There’s a coherence that exists between the origin narratives, philosophical worldviews, cultural practices and visual arts indigenous to southern China and te ao Māori, Tessa says.

But, it’s that last one, the visual arts, that gets Tessa going.

For her PhD, Tessa’s honing in on fibre-based art to explore connections across Aotearoa and southern China.

“The fibre in my artwork is used as a medium to explore the nature of these relationships...across cultures or ethnicities, with the environment, with human beings, with our ancestors. 

“Weaving, lashing, knots – they can speak across cultures. There’s kind of a universal language to it.”

At primary school in Paekākāriki on the Kapiti Coast, Tessa was in a te reo Māori immersion class.

“It’s shaped my perception of life here in Aotearoa. It’s grounded in an understanding that life in Aotearoa should be grounded in te ao Māori.”

She was definitely the sole Chinese in the class; her family, the sole Chinese in their neighbourhood, she says. 

“You kind of forget what you look like to others.

“You can tell when people treat you in a certain way that they expect you to be, you know, this kind of stereotype.

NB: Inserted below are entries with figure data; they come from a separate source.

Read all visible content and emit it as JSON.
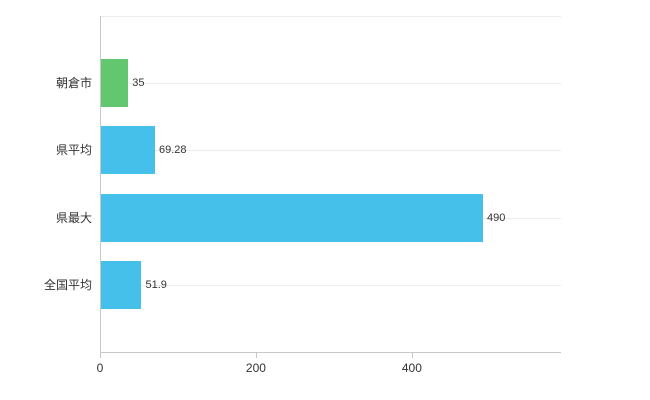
{
  "chart_data": {
    "type": "bar",
    "orientation": "horizontal",
    "categories": [
      "朝倉市",
      "県平均",
      "県最大",
      "全国平均"
    ],
    "values": [
      35,
      69.28,
      490,
      51.9
    ],
    "value_labels": [
      "35",
      "69.28",
      "490",
      "51.9"
    ],
    "series": [
      {
        "name": "value",
        "values": [
          35,
          69.28,
          490,
          51.9
        ]
      }
    ],
    "bar_colors": [
      "#63c76f",
      "#45c0ea",
      "#45c0ea",
      "#45c0ea"
    ],
    "x_ticks": [
      0,
      200,
      400
    ],
    "x_tick_labels": [
      "0",
      "200",
      "400"
    ],
    "xlim": [
      0,
      590
    ],
    "grid": "horizontal-category-lines",
    "legend": "none"
  }
}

“Out of my siblings, I look the most Chinese and at times throughout my life I’ve had people say they’re surprised I speak English so well, or as I walk down the street sometimes people say ‘ni hao’ or ‘konnichiwa’.” 

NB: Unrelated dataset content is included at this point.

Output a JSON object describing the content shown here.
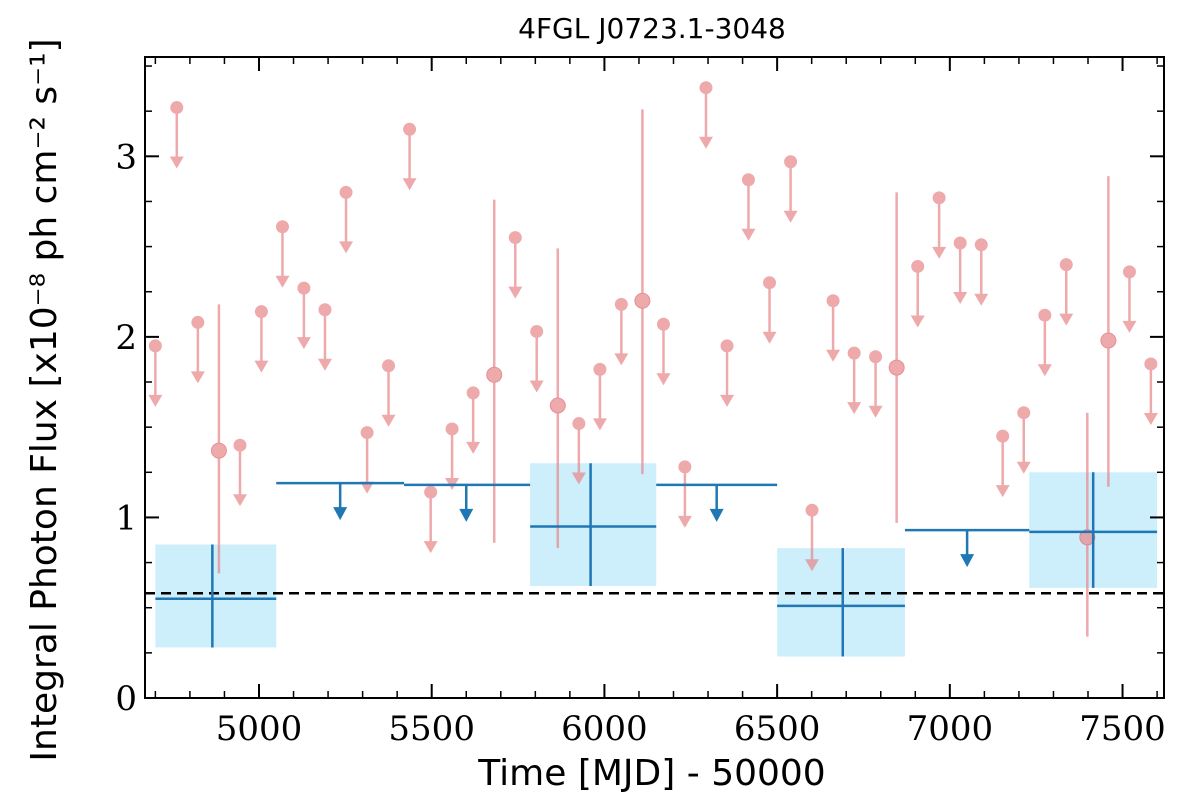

This sort of casual racism is normalised for Chinese New Zealanders, but coming together to acknowledge it is relatively new, she reckons.

“Over the generations there's been a lot of assimilation - kind of try and keep your Chineseness invisible, keep your head down and work, don't cause any trouble. 

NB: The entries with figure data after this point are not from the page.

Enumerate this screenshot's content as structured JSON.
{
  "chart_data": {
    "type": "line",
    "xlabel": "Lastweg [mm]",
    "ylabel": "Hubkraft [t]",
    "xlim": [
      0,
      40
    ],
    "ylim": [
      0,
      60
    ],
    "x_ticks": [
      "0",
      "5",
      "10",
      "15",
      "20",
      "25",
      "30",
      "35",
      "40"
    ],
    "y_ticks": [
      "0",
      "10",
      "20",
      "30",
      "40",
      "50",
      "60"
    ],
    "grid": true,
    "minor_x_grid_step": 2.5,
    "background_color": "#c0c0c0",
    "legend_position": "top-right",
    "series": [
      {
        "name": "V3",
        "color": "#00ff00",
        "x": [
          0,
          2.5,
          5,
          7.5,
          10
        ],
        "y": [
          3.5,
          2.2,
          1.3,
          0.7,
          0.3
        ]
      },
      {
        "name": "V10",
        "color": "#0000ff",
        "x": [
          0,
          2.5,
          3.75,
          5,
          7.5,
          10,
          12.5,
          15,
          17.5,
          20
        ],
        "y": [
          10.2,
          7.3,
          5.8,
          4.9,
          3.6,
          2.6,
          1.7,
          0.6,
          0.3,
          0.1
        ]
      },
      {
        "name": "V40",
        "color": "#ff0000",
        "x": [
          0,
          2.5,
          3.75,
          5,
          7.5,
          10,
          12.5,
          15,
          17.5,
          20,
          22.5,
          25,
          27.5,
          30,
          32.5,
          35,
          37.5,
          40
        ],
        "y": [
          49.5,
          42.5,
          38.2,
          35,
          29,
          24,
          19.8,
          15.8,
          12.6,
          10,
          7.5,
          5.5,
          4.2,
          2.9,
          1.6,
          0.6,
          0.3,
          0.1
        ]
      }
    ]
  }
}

“There's also a cultural thing - you don't complain.”

But things feel different for her and her contemporaries – they’re experiencing a level of comfort that provides a freedom to start talking through some of the issues, she says.

While she talks through her art, there are still challenges carving out a space for the discussions, she says.

“A lot of the institutions - you know, the museums, the galleries - they come from a colonial history.

“They’re starting to diversify or there's conversations around decolonization and indigenisation of these spaces.

“But, I think even the contemporary art world has left out the Chinese diaspora in Aotearoa.”

Tessa and her whānau

Tessa’s on a mission to demystify art, so the themes of her work and that of her colleagues can have the most impact.

“I'm hoping to bring in or collaborate with others of southern Chinese heritage to pull out their voice or highlight their kind of change up the ways we do art exhibitions and openings, trying to have a bit more of a discussion, a shared conversation.

“Sometimes, especially in the contemporary art world, the artwork itself can be so hard to read.

“It's hard to know what artists are saying, sometimes, because it’s a very conceptual language, intellectual, even, accessible to only a certain population.

“I want it to feel joyful and uplifting again, connected with village or community and enhancing collective life and wellbeing.”